Tracce consistenti dell’avvicendarsi di tempi uomini e culture raccontano a chi sa ascoltare e recepire le vicende dure, penose, tragiche, di questo ultimo lembo di terra peninsulare: le vicende storico-urbanistiche della città e del suo impianto si possono intravedere nel cuore della attuale città, ricostruita secondo un piano (Piano De Nava, 1911) che ha fatto sua la lezione illuministica e razionalistica del precedente piano di ricostruzione ascritto a Giovan Battista Mori (ma con il concorso degli ingegneri napoletani Winspeare e La Vega) subito dopo il terremoto del 1783. E se il piano tardo-settecentesco, con la sua Palazzina, aveva offerto alla città un affaccio sul mare, annullando la cortina muraria difensiva ancora ritratta nelle incisioni di fine Seicento di Francesco Cassiano de Silva e poi di Giovan Battista Pacichelli, il Piano De Nava – con il sostanziale contributo nel tema specifico del sindaco Valentino – aveva ulteriormente esaltato il dato naturalistico introducendo una lunga fascia di verde fra cortina edilizia e mare che sfuma i contorni eterogenei dell’una (l’edilizia), introduce accenti coloristici forti attraverso le variegate specie arboree, richiama alla memoria la vaga , mitica immagine di una costa che in età pre-greca vedeva arrivare le sue foreste fino alla riva del mare. Reinterpretando così il genius loci.

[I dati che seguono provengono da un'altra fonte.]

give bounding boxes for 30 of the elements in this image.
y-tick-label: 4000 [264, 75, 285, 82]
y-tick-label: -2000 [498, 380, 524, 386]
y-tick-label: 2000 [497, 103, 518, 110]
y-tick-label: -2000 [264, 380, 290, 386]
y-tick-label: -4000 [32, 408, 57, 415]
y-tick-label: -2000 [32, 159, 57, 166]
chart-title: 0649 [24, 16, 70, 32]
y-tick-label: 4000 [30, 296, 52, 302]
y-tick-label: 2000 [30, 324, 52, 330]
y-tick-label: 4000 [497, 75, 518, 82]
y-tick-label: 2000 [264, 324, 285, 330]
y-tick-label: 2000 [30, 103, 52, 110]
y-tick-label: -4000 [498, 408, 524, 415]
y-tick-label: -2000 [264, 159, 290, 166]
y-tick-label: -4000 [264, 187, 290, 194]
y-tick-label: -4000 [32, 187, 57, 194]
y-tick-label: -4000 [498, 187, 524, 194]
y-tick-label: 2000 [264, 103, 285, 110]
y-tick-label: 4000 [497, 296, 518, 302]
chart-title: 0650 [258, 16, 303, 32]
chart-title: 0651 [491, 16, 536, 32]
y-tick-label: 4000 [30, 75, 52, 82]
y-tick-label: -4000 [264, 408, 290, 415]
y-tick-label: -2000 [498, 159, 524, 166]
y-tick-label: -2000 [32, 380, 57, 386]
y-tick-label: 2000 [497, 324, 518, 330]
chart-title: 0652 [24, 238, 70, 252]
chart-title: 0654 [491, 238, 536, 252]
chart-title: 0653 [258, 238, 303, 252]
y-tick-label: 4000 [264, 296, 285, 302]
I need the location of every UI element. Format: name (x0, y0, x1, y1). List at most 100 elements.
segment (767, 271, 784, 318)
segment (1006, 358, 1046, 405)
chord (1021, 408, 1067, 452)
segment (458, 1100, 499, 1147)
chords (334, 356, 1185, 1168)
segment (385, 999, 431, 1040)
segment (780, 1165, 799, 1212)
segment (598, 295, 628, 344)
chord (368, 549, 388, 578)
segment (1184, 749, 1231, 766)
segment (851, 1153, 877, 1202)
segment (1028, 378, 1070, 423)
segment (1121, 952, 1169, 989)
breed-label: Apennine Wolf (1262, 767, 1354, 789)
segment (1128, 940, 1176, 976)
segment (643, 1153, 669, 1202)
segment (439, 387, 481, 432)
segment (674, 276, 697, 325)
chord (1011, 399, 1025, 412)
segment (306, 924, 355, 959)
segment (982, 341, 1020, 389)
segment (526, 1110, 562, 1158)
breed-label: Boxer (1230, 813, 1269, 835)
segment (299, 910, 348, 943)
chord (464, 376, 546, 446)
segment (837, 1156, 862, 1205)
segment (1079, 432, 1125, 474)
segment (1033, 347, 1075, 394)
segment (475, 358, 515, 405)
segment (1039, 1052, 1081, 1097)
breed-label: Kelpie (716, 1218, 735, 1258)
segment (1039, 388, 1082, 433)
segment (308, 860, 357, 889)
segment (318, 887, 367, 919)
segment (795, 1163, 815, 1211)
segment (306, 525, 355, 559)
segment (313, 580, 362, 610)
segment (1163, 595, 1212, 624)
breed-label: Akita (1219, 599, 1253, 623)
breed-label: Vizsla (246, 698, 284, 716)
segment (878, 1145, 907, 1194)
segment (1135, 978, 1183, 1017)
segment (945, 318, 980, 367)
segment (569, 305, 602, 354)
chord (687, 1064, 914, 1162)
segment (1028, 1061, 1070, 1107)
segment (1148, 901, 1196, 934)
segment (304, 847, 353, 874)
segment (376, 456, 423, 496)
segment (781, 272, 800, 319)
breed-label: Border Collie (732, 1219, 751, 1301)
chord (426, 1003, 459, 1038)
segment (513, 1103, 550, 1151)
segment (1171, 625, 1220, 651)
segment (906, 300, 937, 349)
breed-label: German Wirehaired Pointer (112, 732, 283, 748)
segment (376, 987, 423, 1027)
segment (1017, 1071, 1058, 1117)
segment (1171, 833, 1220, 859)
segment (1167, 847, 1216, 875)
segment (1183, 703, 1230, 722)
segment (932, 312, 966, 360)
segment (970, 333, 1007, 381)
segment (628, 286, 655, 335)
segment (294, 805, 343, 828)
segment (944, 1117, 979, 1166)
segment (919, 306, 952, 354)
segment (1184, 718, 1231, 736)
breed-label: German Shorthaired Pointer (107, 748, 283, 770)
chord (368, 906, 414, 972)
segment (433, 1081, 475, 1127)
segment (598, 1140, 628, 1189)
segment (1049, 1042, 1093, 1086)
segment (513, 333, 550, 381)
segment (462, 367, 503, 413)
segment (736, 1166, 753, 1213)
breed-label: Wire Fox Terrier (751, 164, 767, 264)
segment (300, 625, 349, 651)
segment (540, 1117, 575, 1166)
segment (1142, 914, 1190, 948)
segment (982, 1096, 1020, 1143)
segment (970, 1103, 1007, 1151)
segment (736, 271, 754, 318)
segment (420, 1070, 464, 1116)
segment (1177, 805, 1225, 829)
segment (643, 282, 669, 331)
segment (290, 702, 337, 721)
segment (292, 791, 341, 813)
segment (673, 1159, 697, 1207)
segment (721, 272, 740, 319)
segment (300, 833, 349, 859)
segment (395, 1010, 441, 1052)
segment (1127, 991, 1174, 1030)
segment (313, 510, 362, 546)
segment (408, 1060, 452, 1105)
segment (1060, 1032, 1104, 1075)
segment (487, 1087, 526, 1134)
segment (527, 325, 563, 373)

Fig. 2. Il Piano Mori ridisegna l’impianto urbano dopo il terremoto del 1783

Sotto l’aspetto edilizio e linguistico-architettonico, invece, la ricostruzione successiva al terremoto del 1908 ha introdotto discontinuità storiche nell’adozione di linguaggi eclettici pluristilistici già inattuali, che avevano consumato tutta la loro efficacia ed erano ormai sinonimo di ritardo culturale, di periferia, salvo le poche scelte aggiornate sul linguaggio Liberty che viveva ancora una breve e felice stagione europea. Questo, specialmente a Messina, dove proprio la più ambiziosa e pretenziosa impaginazione urbana del Piano Borzì ha determinato anche l’esaltazione dell’eterogenea risoluzione architettonica complessiva – fondata su accentuati individualismi formali – che si affacciano su sezioni stradali dilatate.
Nella più piccola città di Reggio, invece, a mitigare gli effetti di tali linguaggi assunti fuori tempo ed estranei alla tradizione locale (fondata su schemi tardocinquecenteschi ortodossi) è stato lo stesso Piano Regolatore De Nava, soprattutto attraverso la prescrizione di sezioni stradali ben proporzionate ed attentamente gerarchizzate.